At a time when others are raising their game, slowing the store refresh programme at Tesco seems the wrong thing to do, even post-profit warning.

Just when all of those who are supposed to know said that things couldn’t get any worse, Tesco issued a profit warning and with it the news that capital expenditure is being cut. At UK store level the company has said that it is slowing its store refresh programme.

A week may be a long time in politics, in retail things take a little longer. A year ago, the same analysts were praising Tesco for what had been done in Watford and how a seemingly impossibly large space had been made into a manageable and in many ways desirable destination. Last week, however, they were queuing up to throw around words and phrases such as “disappointing”, “negative operational gearing” (whatever this is) and thoughts on turning round oil tankers.

In fairness, post-Watford, there has been a lot to be positive about Tesco’s in-store landscape and where the cash has been splashed the results look good. And it wasn’t as if what has been done wasn’t needed. It was and a new-look Tesco, big or small, feels like not a bad place to be, profit warning nothwithstanding.

The problem for Tesco is not that its store revamps are the wrong thing, it’s just that others have been upgrading their acts while the UK’s largest retailer struggles to deal with what are often referred to as ‘legacy stores’. A question therefore: Does it make sense to slow down capital expenditure on store revamps at a time when the competition is going all out (with the exception of Morrisons which – even allowing for its misting machines in the fruit and veg area – looks like, well, old-school Morrisons) to provide improved experience for its customers?

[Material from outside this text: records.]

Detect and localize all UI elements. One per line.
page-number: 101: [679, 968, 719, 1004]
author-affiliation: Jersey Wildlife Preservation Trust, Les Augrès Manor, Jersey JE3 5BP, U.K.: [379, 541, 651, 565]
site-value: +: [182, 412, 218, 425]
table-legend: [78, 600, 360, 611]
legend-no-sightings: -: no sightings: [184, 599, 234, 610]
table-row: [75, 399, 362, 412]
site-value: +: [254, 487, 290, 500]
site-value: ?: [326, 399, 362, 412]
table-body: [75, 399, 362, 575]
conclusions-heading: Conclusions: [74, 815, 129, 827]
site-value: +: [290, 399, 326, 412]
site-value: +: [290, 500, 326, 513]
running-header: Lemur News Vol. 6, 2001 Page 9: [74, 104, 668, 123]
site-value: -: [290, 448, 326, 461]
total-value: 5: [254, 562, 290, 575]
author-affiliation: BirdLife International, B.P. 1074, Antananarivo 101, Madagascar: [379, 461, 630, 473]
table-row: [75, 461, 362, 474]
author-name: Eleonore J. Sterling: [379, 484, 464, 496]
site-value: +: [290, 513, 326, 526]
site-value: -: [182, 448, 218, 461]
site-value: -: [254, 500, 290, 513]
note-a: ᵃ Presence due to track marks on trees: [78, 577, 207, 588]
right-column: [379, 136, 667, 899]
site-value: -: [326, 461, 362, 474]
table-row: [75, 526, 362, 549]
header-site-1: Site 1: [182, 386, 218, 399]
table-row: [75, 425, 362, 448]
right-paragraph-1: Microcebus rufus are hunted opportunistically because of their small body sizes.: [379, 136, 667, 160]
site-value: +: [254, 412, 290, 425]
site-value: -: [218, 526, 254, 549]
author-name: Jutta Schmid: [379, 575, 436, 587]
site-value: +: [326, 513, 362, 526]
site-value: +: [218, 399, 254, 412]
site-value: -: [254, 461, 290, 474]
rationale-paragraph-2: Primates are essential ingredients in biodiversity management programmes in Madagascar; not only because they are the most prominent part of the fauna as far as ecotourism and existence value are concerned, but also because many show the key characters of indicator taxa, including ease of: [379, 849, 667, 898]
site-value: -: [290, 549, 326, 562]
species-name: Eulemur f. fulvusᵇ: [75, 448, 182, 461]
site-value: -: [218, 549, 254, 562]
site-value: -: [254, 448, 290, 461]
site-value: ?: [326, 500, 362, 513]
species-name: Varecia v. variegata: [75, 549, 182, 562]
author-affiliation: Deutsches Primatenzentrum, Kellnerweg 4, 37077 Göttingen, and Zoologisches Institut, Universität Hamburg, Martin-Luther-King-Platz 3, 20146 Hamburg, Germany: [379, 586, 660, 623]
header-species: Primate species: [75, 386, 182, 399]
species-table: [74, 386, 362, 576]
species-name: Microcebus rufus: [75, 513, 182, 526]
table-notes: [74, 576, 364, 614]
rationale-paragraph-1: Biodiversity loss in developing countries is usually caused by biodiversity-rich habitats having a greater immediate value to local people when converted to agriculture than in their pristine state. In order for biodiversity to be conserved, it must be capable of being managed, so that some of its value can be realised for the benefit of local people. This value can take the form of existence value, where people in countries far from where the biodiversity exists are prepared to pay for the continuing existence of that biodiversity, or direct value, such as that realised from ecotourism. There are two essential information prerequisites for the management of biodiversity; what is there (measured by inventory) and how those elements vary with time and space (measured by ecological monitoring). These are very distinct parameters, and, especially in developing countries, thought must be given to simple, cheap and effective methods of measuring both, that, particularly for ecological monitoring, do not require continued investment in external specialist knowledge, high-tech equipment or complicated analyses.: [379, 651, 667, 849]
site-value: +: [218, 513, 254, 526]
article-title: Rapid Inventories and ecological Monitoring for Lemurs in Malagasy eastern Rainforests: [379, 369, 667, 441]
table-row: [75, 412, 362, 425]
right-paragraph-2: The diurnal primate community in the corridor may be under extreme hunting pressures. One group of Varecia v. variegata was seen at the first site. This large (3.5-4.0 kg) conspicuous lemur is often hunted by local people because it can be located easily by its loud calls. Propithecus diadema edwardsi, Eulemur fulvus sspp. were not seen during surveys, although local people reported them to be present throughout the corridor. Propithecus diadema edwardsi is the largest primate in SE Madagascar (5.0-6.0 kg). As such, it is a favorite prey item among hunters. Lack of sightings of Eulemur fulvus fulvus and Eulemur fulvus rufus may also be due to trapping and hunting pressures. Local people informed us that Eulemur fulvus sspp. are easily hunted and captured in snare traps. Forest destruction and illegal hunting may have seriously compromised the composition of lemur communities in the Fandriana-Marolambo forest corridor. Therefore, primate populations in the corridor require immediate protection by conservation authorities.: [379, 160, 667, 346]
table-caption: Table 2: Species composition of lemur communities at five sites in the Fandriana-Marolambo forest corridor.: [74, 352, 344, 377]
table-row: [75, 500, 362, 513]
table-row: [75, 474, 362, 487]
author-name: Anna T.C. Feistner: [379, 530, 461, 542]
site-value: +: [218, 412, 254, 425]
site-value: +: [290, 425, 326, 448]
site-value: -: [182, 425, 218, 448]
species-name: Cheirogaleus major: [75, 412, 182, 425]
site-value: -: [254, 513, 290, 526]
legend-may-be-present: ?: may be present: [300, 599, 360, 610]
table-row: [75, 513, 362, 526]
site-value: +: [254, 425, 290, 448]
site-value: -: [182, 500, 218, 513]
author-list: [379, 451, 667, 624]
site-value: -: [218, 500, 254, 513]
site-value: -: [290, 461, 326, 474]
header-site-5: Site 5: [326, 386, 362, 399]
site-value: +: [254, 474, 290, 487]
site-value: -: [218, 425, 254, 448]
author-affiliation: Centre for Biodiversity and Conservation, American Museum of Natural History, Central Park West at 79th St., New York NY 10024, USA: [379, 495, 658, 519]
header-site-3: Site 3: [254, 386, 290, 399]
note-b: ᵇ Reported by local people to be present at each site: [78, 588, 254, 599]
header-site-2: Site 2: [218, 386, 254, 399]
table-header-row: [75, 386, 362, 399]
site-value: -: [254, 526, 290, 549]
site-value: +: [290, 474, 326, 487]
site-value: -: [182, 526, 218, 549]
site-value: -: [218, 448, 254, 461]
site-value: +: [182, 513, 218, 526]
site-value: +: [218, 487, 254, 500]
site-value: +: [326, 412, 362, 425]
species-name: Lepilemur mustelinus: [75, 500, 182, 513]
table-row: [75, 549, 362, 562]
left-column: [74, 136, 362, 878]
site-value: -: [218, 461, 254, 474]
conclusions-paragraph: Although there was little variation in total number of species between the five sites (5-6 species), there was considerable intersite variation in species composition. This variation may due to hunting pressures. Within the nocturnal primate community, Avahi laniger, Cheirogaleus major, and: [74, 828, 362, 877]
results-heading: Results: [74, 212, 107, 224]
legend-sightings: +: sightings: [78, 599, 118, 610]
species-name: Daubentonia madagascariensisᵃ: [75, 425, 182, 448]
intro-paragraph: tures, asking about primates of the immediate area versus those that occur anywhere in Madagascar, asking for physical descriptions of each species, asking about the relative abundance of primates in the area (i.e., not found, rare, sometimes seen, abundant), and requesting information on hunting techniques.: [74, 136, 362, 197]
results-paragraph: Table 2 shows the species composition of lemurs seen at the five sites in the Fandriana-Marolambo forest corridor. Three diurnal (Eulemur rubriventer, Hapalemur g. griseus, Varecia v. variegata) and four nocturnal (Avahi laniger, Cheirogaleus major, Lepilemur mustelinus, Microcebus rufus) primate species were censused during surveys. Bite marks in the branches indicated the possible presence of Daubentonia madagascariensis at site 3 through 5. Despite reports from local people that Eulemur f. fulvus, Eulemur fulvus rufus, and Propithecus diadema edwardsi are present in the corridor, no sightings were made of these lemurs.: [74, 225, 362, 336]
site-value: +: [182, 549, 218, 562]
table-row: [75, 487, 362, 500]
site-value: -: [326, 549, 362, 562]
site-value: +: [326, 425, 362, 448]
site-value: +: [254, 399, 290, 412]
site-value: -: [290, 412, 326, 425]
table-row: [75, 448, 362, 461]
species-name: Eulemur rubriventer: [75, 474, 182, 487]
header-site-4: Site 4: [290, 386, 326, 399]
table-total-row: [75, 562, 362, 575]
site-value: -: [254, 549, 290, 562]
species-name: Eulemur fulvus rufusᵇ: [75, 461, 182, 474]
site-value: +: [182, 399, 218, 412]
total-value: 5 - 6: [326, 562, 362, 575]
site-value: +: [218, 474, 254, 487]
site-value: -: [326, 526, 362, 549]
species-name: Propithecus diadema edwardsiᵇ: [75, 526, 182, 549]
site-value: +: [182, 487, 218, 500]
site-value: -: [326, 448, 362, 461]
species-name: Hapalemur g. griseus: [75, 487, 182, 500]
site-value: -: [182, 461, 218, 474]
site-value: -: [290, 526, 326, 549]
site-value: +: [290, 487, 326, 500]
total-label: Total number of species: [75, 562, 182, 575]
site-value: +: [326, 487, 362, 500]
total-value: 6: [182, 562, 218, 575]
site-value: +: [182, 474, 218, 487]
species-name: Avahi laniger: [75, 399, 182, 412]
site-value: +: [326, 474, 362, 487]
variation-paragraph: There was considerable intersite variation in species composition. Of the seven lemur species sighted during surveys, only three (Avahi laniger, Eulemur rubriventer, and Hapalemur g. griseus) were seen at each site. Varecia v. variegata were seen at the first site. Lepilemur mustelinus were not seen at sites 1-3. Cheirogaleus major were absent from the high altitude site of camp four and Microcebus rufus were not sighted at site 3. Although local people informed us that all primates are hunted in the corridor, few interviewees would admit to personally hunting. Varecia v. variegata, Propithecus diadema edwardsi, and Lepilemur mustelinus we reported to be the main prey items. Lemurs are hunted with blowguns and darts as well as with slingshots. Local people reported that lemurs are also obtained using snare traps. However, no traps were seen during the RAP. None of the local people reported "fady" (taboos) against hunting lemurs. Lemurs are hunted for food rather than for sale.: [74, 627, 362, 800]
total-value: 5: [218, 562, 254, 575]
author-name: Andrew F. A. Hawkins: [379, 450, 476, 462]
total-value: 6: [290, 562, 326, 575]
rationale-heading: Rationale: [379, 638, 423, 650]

Relatively recently, Tesco used to have a share of the UK food market north of 30%. Now it has a little over 28% and many are wondering if this may fall back further. One thing seems certain, it is unlikely that any retailer will have 30% of the UK food market again and Tesco is still a leviathan when set against its rivals, even allowing for the growth of the discounters and Waitrose. For this reason alone, it needs to keep faith with what it has been doing in its stores. Allowing the ‘legacy stores’ to remain legacies will see further rot setting in and further inroads being made by the competition. Applying the brakes to the store modernisation programme might be the wrong thing, in spite of investor sentiment and the need for cuts.